When President John F. Kennedy was inaugurated in 1961, Indonesia has left its union with the Netherland, which had been formed to smoothen the talk about West Papua on the international stage. Kennedy wanted to support Indonesia in West Papua talk, but several of his advisers were against his idea, because the facts that President Soekarno had a good relationship with Japan, while Netherland was a NATO ally.
Indonesia also refused Netherland’s argument about ethnic difference and wished to let Papuan people chose their final positions. Indonesia argued that Netherland would use the situation to create a puppet state. Another reason was the fact that Indonesia already had very diverse populations.
Judging of the complications of the problem, and the fact the international world showed huge support for Indonesia (especially the third world countries), the US proposed that West Papua was placed under temporary trusteeship, while Indonesia and Netherland talked.
Chronologies and Details of New York Agreement
In March 1962, Indonesia and Netherland ambassadors had a secret talk in Virginia, with the US as the mediator. Ellsworth Bunker, a US diplomat, created a proposal to put West Papua under temporary UN trustee, before slowly returning the area to Indonesia.
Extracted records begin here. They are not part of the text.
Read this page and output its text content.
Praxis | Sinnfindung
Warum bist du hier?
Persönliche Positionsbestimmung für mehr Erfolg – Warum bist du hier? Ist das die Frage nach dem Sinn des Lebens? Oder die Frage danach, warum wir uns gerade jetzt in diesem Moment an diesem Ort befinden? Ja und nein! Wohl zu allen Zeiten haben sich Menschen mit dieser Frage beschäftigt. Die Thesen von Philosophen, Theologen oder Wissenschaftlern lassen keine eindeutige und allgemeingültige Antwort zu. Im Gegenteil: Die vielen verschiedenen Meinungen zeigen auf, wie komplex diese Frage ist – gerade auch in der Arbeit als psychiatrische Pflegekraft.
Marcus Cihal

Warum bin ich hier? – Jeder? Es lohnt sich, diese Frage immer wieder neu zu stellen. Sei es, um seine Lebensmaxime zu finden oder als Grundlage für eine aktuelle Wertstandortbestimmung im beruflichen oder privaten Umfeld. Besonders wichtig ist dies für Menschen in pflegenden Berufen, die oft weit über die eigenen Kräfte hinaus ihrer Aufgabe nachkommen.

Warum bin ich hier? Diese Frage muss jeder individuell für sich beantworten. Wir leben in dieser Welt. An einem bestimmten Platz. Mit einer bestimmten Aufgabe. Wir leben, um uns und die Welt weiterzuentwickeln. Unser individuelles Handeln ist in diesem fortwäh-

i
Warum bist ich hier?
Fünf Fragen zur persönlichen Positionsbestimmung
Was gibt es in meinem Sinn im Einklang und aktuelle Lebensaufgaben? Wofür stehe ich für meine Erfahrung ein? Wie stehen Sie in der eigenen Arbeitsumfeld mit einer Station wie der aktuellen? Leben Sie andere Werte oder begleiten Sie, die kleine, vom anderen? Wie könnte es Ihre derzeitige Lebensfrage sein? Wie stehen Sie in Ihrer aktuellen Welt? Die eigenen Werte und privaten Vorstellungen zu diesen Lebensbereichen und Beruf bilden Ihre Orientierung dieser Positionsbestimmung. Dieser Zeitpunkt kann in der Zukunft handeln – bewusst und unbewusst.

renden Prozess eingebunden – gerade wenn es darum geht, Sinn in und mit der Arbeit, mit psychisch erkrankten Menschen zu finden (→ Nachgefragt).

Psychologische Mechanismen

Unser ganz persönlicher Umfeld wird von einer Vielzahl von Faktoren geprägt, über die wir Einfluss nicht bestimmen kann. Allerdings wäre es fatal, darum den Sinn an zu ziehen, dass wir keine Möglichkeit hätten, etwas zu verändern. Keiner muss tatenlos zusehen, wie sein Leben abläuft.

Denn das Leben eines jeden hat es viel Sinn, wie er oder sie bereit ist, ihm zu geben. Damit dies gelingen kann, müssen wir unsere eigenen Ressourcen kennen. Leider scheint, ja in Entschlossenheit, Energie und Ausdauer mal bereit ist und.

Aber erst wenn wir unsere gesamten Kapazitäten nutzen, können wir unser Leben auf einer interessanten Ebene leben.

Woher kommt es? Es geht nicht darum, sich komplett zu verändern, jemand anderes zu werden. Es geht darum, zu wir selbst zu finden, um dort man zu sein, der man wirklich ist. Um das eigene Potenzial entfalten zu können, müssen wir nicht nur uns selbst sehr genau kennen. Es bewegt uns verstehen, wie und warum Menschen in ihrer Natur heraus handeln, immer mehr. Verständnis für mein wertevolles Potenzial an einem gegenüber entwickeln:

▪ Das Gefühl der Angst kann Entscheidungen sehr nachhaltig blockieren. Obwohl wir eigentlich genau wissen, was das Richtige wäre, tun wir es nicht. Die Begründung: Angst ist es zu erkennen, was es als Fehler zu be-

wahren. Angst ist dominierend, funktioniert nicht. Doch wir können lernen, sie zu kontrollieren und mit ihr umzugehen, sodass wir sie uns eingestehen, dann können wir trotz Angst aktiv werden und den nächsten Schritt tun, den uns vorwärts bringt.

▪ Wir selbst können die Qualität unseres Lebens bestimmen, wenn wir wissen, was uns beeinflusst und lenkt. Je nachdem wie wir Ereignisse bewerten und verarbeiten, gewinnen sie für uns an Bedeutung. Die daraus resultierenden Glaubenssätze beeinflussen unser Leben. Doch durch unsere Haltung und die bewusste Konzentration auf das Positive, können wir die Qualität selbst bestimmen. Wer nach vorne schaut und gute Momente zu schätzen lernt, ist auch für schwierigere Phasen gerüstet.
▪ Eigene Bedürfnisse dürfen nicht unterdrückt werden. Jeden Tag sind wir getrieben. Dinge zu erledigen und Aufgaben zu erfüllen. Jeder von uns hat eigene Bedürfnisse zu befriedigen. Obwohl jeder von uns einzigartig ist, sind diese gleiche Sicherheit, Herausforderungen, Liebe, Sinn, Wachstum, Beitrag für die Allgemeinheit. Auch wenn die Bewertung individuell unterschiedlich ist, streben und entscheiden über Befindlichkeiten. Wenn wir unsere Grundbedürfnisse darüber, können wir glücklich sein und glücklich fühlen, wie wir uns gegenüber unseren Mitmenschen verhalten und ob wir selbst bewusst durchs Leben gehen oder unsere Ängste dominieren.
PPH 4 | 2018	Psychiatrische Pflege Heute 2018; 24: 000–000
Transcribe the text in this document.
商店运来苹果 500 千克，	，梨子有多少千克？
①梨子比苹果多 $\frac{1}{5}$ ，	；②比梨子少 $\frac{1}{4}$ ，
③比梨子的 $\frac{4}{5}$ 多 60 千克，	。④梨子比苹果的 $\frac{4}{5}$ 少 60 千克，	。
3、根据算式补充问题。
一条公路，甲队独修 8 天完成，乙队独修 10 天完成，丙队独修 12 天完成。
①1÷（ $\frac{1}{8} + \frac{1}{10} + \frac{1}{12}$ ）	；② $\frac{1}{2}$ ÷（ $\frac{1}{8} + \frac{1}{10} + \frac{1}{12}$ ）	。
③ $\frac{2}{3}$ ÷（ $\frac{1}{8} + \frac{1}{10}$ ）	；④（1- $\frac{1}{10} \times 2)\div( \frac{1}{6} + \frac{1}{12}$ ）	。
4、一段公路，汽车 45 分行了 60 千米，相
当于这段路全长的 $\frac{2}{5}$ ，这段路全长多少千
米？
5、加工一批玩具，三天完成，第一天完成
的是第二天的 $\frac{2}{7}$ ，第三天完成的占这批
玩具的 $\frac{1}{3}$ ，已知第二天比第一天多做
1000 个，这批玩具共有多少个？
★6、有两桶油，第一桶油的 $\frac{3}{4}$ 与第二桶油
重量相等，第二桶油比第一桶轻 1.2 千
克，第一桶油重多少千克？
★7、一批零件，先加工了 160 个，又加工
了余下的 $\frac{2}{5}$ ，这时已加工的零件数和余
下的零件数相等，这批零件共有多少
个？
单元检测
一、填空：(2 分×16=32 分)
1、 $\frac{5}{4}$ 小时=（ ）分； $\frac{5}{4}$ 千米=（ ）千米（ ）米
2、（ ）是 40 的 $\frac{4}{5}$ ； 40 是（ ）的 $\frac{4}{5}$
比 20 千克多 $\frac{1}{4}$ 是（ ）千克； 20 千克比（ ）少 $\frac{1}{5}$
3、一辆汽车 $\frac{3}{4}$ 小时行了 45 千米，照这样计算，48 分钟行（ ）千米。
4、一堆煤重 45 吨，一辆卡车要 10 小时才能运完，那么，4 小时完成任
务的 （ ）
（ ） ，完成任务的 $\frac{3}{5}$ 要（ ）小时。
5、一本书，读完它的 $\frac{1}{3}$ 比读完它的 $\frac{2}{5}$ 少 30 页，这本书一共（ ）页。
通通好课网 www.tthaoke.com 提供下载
The Netherland had rejected it at first, but the UN cited the “right to self-determination”.
The agreement detailed four main points, which were:
- Using the method of consultative councils and voting to find out about public opinions in Papua, which will be used as the basis of West Papua status decision.
- The questions will be used to know the final decisions of Papuan public.
- All Papuan adults are eligible to participate in the process.
- All the stages should be complete before the end of 1969.
On 15 August 1962, Indonesia and Netherland finally met at the headquarters of United Nations in New York. Both signed New York Agreement that detailed several agreement treaty points, which were:
- The cease of strife and dispute between Indonesia and Netherland.
- Netherland must lower all its flags in West Papua. The officials from United Nations Temporary Executive Authority (UNTEA) will come to Papua at least on 1 October 1962 to take over the area. All the Dutch flags must be replaced with the UN flags.
- UNTEA will work together with local civilians and officers in West Papua to restore the stability, along with some Dutch soldiers and officials if they are still necessary.
- Indonesian troops placed in West Papua will be under the command of UNTEA.
- Netherland must withdraw all its military forces from West Papua lands and coasts.
- West Papua will have free traffic and access to other Indonesian regions.
- Indonesia can fly its flags alongside the UN’s starting 31 December 1962.
- Indonesian government officially received authority over West Papua from UNTEA.
- Netherland must withdraw all its soldiers and officials from Indonesia before 1 May 1963.
- Final Act of Free Choice (Penentuan Pendapat Rakyat) will be done in 1969 for the Papuans to voice their allegiances.
After the agreement is over, Indonesia saw West Papua representatives in the PEPERA voted to stay in the country. This proved that the people of West Papua have always acknowledged Indonesia as the sovereign of their area.